With the help of the UEFA HatTrick programme, the Football Federation of Armenia has created a training facility of which the whole country can be proud – with plans for more to follow.
Standing proudly in northeast Yerevan is an institution which aptly demonstrates what can be achieved through the power of collaboration.
Armenia's national teams technical centre and football academy was the flagship project of a wider strategy aimed at raising standards of the game in the country. The Football Federation of Armenia (FFA) started construction of the pioneering centre in 2006. With the help of UEFA's HatTrick programme and the Armenian government, the facility was completed in April 2013 – and it has not taken long to prove its worth.
According to the FFA general secretary, Armen Minasyan, the national technical centre has already "played a great part in the development of Armenian football". "All the football activities now happen in one place," he adds. "The players now have all the modern conditions to practise, and this can be seen if you look at the results of our national team. We can't even compare them to the ones we had previously."
The centre certainly caters for every need: set in a 15 hectare plot donated by the Armenian government there are ten grass pitches, one artificial pitch, a 1,500-seat stadium, an international standard indoor football hall with a capacity of 500, open air and covered swimming pools, a rehabilitation centre and changing rooms.

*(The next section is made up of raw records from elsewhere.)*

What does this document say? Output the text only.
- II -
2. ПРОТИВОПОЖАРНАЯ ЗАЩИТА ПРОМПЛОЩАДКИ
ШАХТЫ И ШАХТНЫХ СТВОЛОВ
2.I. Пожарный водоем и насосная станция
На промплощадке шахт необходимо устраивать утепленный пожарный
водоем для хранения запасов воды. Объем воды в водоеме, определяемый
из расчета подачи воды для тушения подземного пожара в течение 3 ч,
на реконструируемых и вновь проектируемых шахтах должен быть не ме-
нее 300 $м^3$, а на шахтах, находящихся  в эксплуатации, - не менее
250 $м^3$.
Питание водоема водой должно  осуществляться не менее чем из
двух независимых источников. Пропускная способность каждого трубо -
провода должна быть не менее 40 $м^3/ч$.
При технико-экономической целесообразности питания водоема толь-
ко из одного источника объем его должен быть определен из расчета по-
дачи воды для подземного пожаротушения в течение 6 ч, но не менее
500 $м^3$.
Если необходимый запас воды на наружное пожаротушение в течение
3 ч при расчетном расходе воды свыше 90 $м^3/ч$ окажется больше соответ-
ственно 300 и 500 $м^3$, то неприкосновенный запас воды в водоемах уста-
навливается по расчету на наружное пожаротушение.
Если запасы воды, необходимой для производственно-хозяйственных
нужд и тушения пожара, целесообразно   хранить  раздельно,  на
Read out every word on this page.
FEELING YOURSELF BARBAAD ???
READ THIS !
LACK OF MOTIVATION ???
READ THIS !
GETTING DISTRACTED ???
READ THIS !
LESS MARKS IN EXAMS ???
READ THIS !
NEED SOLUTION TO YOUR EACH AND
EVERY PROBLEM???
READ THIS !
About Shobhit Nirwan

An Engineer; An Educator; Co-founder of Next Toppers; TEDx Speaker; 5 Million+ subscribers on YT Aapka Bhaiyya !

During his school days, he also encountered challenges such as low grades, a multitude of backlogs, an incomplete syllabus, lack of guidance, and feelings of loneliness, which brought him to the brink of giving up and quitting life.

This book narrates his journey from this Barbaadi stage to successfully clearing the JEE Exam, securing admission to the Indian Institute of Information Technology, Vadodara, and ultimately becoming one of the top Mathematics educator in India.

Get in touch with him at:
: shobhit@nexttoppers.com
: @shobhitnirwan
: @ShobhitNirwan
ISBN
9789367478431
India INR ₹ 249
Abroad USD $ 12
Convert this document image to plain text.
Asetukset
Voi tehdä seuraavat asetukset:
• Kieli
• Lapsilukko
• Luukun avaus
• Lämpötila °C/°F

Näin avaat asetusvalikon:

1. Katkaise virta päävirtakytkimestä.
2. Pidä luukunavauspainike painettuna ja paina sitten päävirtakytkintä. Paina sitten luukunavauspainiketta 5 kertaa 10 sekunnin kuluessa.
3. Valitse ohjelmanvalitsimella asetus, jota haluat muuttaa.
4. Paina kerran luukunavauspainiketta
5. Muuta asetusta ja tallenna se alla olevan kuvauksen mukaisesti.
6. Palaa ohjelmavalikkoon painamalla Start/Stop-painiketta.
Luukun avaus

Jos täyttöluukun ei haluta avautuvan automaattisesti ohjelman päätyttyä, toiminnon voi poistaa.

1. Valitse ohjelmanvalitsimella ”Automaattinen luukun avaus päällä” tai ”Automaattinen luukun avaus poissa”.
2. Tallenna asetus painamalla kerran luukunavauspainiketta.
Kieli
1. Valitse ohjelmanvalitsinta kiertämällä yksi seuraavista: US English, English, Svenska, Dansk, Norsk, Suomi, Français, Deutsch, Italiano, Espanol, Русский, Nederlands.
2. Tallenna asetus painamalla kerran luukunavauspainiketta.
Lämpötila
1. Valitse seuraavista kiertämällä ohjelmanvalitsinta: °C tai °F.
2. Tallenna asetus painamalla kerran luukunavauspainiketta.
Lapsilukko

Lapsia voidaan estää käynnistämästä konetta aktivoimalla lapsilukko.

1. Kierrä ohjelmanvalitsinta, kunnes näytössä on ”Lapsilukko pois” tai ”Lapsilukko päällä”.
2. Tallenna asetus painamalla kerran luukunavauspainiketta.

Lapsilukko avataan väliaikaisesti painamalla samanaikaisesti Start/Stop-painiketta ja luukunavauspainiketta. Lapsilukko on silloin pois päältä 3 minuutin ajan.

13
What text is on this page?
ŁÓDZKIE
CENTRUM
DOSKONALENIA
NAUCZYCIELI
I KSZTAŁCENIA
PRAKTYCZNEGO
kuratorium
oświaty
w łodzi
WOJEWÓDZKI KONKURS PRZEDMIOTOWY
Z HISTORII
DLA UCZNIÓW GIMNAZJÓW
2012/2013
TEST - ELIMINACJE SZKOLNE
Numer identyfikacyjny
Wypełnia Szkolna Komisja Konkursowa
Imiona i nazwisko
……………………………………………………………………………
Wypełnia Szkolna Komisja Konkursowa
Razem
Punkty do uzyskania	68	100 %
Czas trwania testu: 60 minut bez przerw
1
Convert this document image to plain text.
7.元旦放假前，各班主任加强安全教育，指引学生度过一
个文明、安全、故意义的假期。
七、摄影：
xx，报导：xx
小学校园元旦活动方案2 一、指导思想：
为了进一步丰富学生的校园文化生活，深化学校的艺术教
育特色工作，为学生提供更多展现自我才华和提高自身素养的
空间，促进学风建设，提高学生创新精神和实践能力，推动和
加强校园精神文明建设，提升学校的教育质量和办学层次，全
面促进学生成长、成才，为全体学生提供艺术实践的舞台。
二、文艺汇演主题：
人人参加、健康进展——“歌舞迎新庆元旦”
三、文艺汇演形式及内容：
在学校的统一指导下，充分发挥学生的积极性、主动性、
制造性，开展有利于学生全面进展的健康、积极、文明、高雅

Then there is the academy building and technical centre for the national teams, also on the same site. This complex includes a hotel which sleeps 100 people, a restaurant, classrooms, library, meeting and analysis room plus modern fitness centres. The academy serves the surrounding districts of Yerevan with more than 600 children of various age groups training there, and regular grassroots events and tournaments taking place on site.
As planned, it has become a hub for all the national teams, as Mr Minasyan explains: "The senior team practises here, as well as playing friendlies, while the Under-17 and Under-19 squads play mini-tournament matches at the stadium." It offers a place for women's football and futsal to flourish, and offers other benefits that really set it apart when compared with Armenia's previous facilities. "The academy hosts different training sessions, lessons and workshops," the general secretary adds. "We also educate new coaches, referees and other sporting personnel, while injured players start their rehabilitation – all here."
With the project proving a success, the FFA has already moved to further its strategy of improving the sport's infrastructure in Armenia. As mentioned, the Yerevan national centre was given financial backing by the UEFA HatTrick programme (phases I and II), and phase III has contributed to the new youth football academy opening in Armenia's second city, Gyumri. That will open this spring, and Mr Minasyan adds that: "at the same time we will start building a similar centre in Vanadzor".
"An essential part of developing football in Armenia," the UEFA HatTrick programme has helped pushed on the game in the country, Mr Minasyan says … and the FFA has not finished yet. "
We fully understand that football can bring joy to people and we will do everything to make the future bright," he says. "Youth academies and venues where you can practice in great conditions will help us find talented players, which our country will be proud of."